Taqueria Don Victor Makes You Taste the Baa

What is it about Huntington Beach that it gets great Mexican restaurants that its residents don't deserve? Tacos Jerez, Tacos El Chavito, any number of mulitas specialists over the years—these are all regional Mexican stars, but the majority of Surf City folks who patronize them never veer past the taco/burrito/combo-plate trinity that defines Bro-Mex cuisine, a term we just coined on our Stick a Fork In It blog.

Taquería Don Victor suffers the same fate. If you believe those crazy Yelp kids, the narrow dive is little more than a clone of Mario's or Fred's, a place for safe Mexican grub. How can those pendejos miss the mounds of barbacoa steaming under maguey leaves near the cashier, the scent of fried lamb that dominates the restaurant, the humongous menu featuring dishes unseen almost anywhere else in Orange County? Here (and in its sister Anaheim location) is perhaps la naranja's most-thorough restaurant dedicated to the cuisine of Hidalgo, the Mexican state best known for its obsession with roasted lamb.
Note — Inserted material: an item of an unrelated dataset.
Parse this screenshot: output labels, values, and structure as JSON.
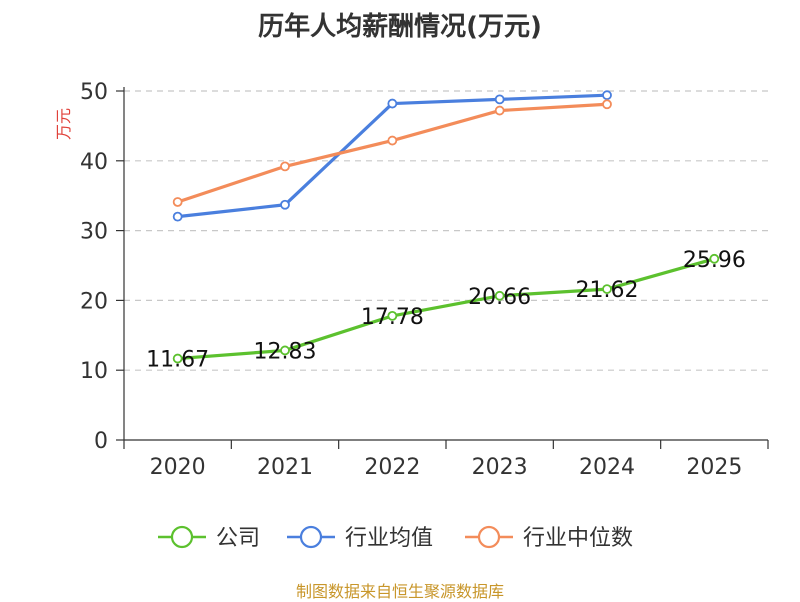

Barbacoa de borrego estilo Hidalgo, like Oaxacan mole and Baja fish tacos, is one of Mexico's culinary treasures, at its finest a heap of stringy, gamy meat, sweet and almost crispy. Back in the old country, Hidalgans dig a pit and bury a whole lamb in it, placing maguey leaves over the coals for a slow roast; at Taquería Don Victor, a steam plate is substituted for the coals and pit, but the maguey leaves remain. They are crucial, imparting a distinct, slightly sour bouquet that creates a vegetal aftertaste—delicious. Most consumers also order the rich, intoxicating consommé, the drippings that pool underneath all that barbacoa. Don Victor's barbacoa is lamb without par in Orange County—you can taste the baa.
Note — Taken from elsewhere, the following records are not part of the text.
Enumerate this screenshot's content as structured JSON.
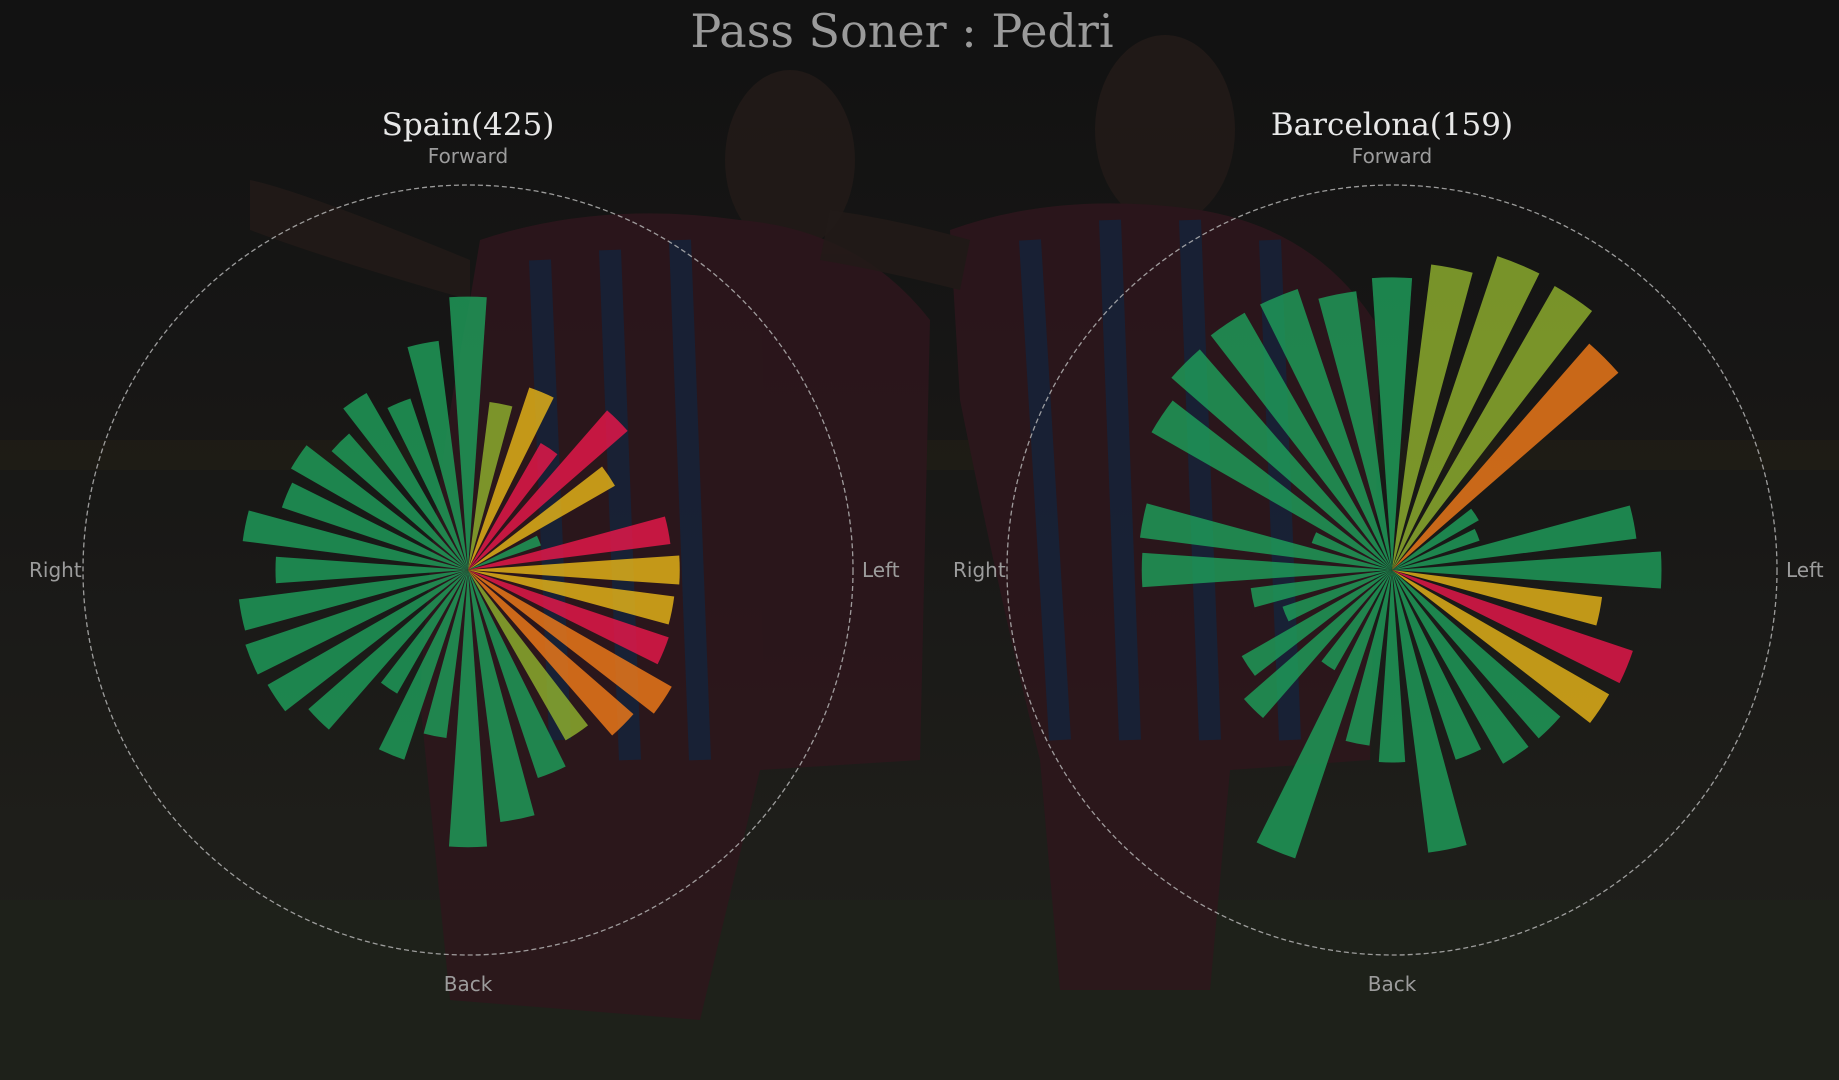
{
  "chart_data": {
    "type": "polar-bar",
    "title": "Pass Soner : Pedri",
    "background": "dim photo of two players in red-and-blue striped kits celebrating in a stadium",
    "color_scale": [
      "#1f9e5a",
      "#8fb02e",
      "#e6b419",
      "#f07a1a",
      "#e8174a"
    ],
    "directions": {
      "top": "Forward",
      "bottom": "Back",
      "left": "Right",
      "right": "Left"
    },
    "panels": [
      {
        "title": "Spain(425)",
        "team": "Spain",
        "total": 425,
        "r_max": 1.0,
        "bins": 32,
        "angles_deg": [
          0,
          11.25,
          22.5,
          33.75,
          45,
          56.25,
          67.5,
          78.75,
          90,
          101.25,
          112.5,
          123.75,
          135,
          146.25,
          157.5,
          168.75,
          180,
          191.25,
          202.5,
          213.75,
          225,
          236.25,
          247.5,
          258.75,
          270,
          281.25,
          292.5,
          303.75,
          315,
          326.25,
          337.5,
          348.75
        ],
        "radii": [
          0.55,
          0.53,
          0.2,
          0.44,
          0.55,
          0.38,
          0.5,
          0.44,
          0.71,
          0.6,
          0.47,
          0.53,
          0.47,
          0.53,
          0.51,
          0.59,
          0.5,
          0.6,
          0.61,
          0.6,
          0.55,
          0.37,
          0.52,
          0.44,
          0.72,
          0.66,
          0.57,
          0.51,
          0.57,
          0.61,
          0.55,
          0.54
        ],
        "colors": [
          "#e6b419",
          "#e8174a",
          "#1f9e5a",
          "#e6b419",
          "#e8174a",
          "#e8174a",
          "#e6b419",
          "#8fb02e",
          "#1f9e5a",
          "#1f9e5a",
          "#1f9e5a",
          "#1f9e5a",
          "#1f9e5a",
          "#1f9e5a",
          "#1f9e5a",
          "#1f9e5a",
          "#1f9e5a",
          "#1f9e5a",
          "#1f9e5a",
          "#1f9e5a",
          "#1f9e5a",
          "#1f9e5a",
          "#1f9e5a",
          "#1f9e5a",
          "#1f9e5a",
          "#1f9e5a",
          "#1f9e5a",
          "#8fb02e",
          "#f07a1a",
          "#f07a1a",
          "#e8174a",
          "#e6b419"
        ]
      },
      {
        "title": "Barcelona(159)",
        "team": "Barcelona",
        "total": 159,
        "r_max": 1.0,
        "bins": 32,
        "angles_deg": [
          0,
          11.25,
          22.5,
          33.75,
          45,
          56.25,
          67.5,
          78.75,
          90,
          101.25,
          112.5,
          123.75,
          135,
          146.25,
          157.5,
          168.75,
          180,
          191.25,
          202.5,
          213.75,
          225,
          236.25,
          247.5,
          258.75,
          270,
          281.25,
          292.5,
          303.75,
          315,
          326.25,
          337.5,
          348.75
        ],
        "radii": [
          0.7,
          0.64,
          0.24,
          0.26,
          0.78,
          0.85,
          0.86,
          0.8,
          0.76,
          0.73,
          0.77,
          0.77,
          0.76,
          0.72,
          0.22,
          0.66,
          0.65,
          0.37,
          0.3,
          0.45,
          0.51,
          0.3,
          0.79,
          0.46,
          0.5,
          0.74,
          0.52,
          0.58,
          0.58,
          0.65,
          0.66,
          0.55
        ],
        "colors": [
          "#1f9e5a",
          "#1f9e5a",
          "#1f9e5a",
          "#1f9e5a",
          "#f07a1a",
          "#8fb02e",
          "#8fb02e",
          "#8fb02e",
          "#1f9e5a",
          "#1f9e5a",
          "#1f9e5a",
          "#1f9e5a",
          "#1f9e5a",
          "#1f9e5a",
          "#1f9e5a",
          "#1f9e5a",
          "#1f9e5a",
          "#1f9e5a",
          "#1f9e5a",
          "#1f9e5a",
          "#1f9e5a",
          "#1f9e5a",
          "#1f9e5a",
          "#1f9e5a",
          "#1f9e5a",
          "#1f9e5a",
          "#1f9e5a",
          "#1f9e5a",
          "#1f9e5a",
          "#e6b419",
          "#e8174a",
          "#e6b419"
        ]
      }
    ]
  }
}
But the summit of Don Victor's lamb is the weekend-only pancita de borrego—lamb's stomach stuffed with the little guy's organs. Unlike haggis, Don Victor doesn't even bother to mitigate the funky flavors with oatmeal or other fillers: It's all unapologetic liver, heart, tripe and sweetbreads, rubbed with chile, stuffed into a stomach, then roasted—impossibly fatty and incredible. And Don Victor's stacks them, the better for you to choose your pancita—don't be shy like those typical HBers!

There are other Hidalgan specialties as well—tulancinguenses, a quartet of quesadillas stuffed with ham and covered in crema fresca, that are reminiscent of a croque monsieur and puntas al albañil (bricklayers points), which is really just carne asada and bacon mixed with grilled jalapeños and onions. The mixiote is barbacoa with nopal; the menudo is divine. And yes, wimps: Combo plates exist here, but they're as relevant as a heater in the Sahara at noon.

 

This column appeared in print as “Taste the Baa.”